Damit hat er gemeinsam mit Brink das Duo Jörg Ahmann und Axel Hager übertroffen, das bei den Spielen 2000 in Sydney sensationell Bronze gewonnen hatte. „Das waren zwölf lange Jahre. Ich bin so froh, dass die beiden jetzt auch eine Medaille haben“, sagt der heute als Bundestrainer tätige Ahmann und blickte gleich in Zukunft. „So können wir die Öffentlichkeit auf diese geniale Sportart aufmerksam machen. Das kann der Beginn eines Beach-Booms sein.“

Für Brink und Reckermann geht es aber erst einmal um den Olympiasieg. Im Finale bekommen sie es nun ausgerechnet mit den Weltmeistern Alison Cerutti und Emanuel Rego aus Brasilien zu tun. „Wir haben nichts zu verlieren“, sagt Reckermann. „Jetzt wollen wir Gold holen.“

Gegner zwei Jahre nicht bezwungen

Die Weltmeister von 2009 hatten sich zuvor immer gewunden, eine klare Ansage zu ihren Zielen in London zu machen. Wer lange genug nachbohrte, der hörte zumindest von Brink Sätze wie: „Klar, eine Medaille ist immer unser Ziel.“ Das klang wie beiläufig gesagt. Bloß keinen Druck aufbauen. Wie groß aber der Wunsch des Duos tatsächlich war, zeigten neben der Handtuch-Szene von Brink auch schon die ersten Sekunden nach dem Halbfinalsieg. Brink jubelte gar nicht, er fiel einfach nur in den Sand. Reckermann warf sich obendrauf. Noch Minuten nach dem verwandelten Matchball ballte der lange Blockspezialist immer wieder die Faust, während sich Brink langsam von seinem Stuhl aufraffte, das Handtuch beiseite legte und dem Publikum applaudierte. „Wir haben diese Medaille, von der wir immer geträumt haben. Wir haben uns nie getraut, es auszusprechen, aber wir wollten sie haben. Es ist einfach großartig“, sagte Brink.

Jetzt kann es sogar Gold werden – auch wenn auf der anderen Seite des Netzes mit Emanuel Rego der König des Beachvolleyballs auf sie wartet.
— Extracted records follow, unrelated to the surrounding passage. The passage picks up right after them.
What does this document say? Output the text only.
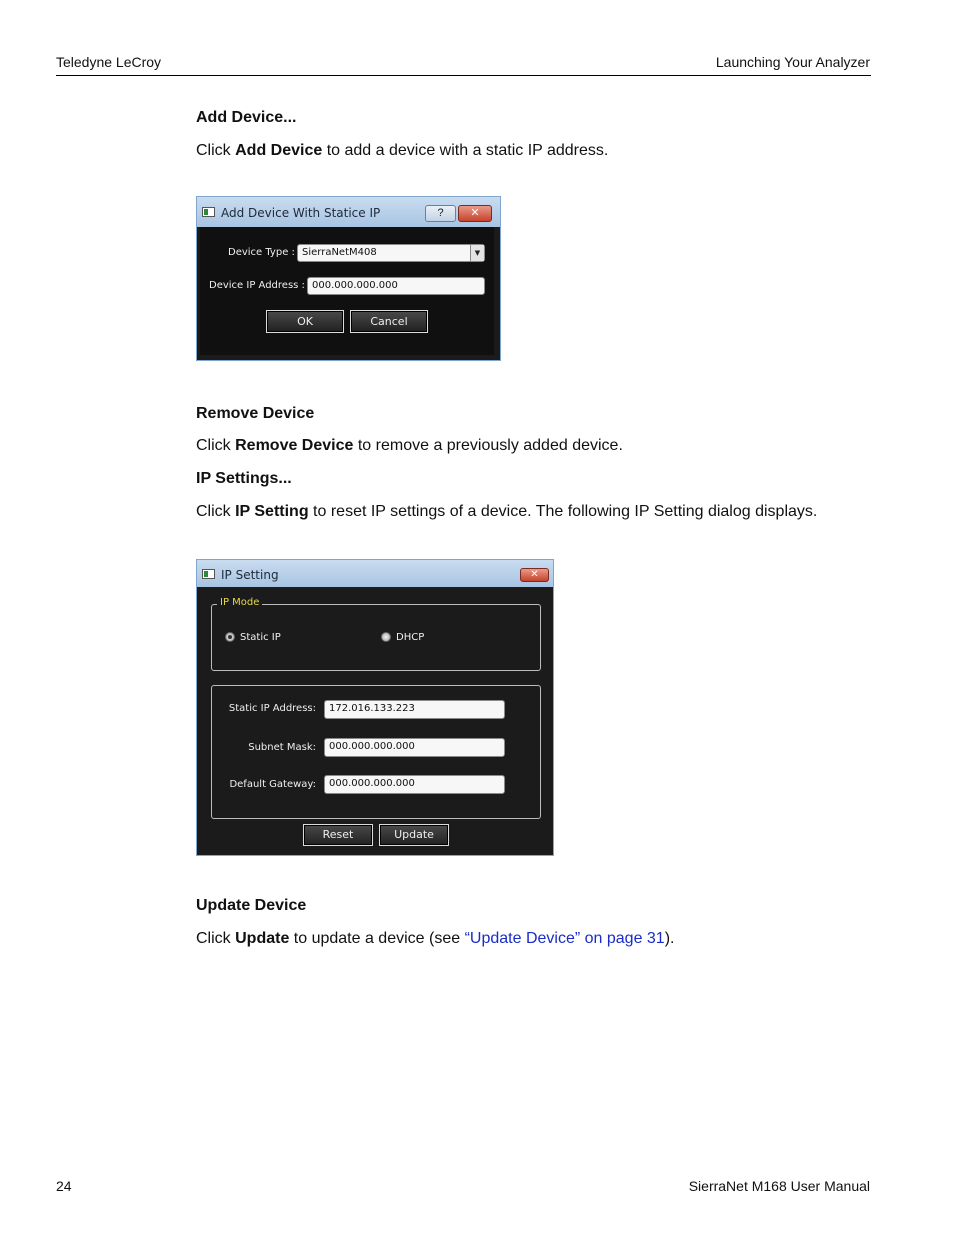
Teledyne LeCroy	Launching Your Analyzer
Add Device...
Click Add Device to add a device with a static IP address.
Add Device With Statice IP	?	✕
Device Type : SierraNetM408	▼
Device IP Address : 000.000.000.000
OK	Cancel
Remove Device
Click Remove Device to remove a previously added device.
IP Settings...
Click IP Setting to reset IP settings of a device. The following IP Setting dialog displays.
IP Setting	✕
IP Mode
Static IP	DHCP
Static IP Address:	172.016.133.223
Subnet Mask:	000.000.000.000
Default Gateway:	000.000.000.000
Reset	Update
Update Device
Click Update to update a device (see “Update Device” on page 31).
24	SierraNet M168 User Manual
Der 39-jährige dreimalige Weltmeister ist der einzige Spieler, der seit Beginn der olympischen Beachvolleyball-Geschichte 1996 jedes Mal dabei war. 2004 nahm er Gold, 2008 Bronze mit nach Hause. „Das ist eine Riesenaufgabe“, sagt Reckermann angesichts zweier siegloser Jahren gegen das brasilianische Duo. „Aber wir haben eine Chance.“ Denn die Deutschen haben in London perfekt in ihr Spiel gefunden, sich in einen Rausch gespielt und sind voller Emotionen. Und die Brasilianer zeigten innerhalb des Turniers auch mal Schwächen.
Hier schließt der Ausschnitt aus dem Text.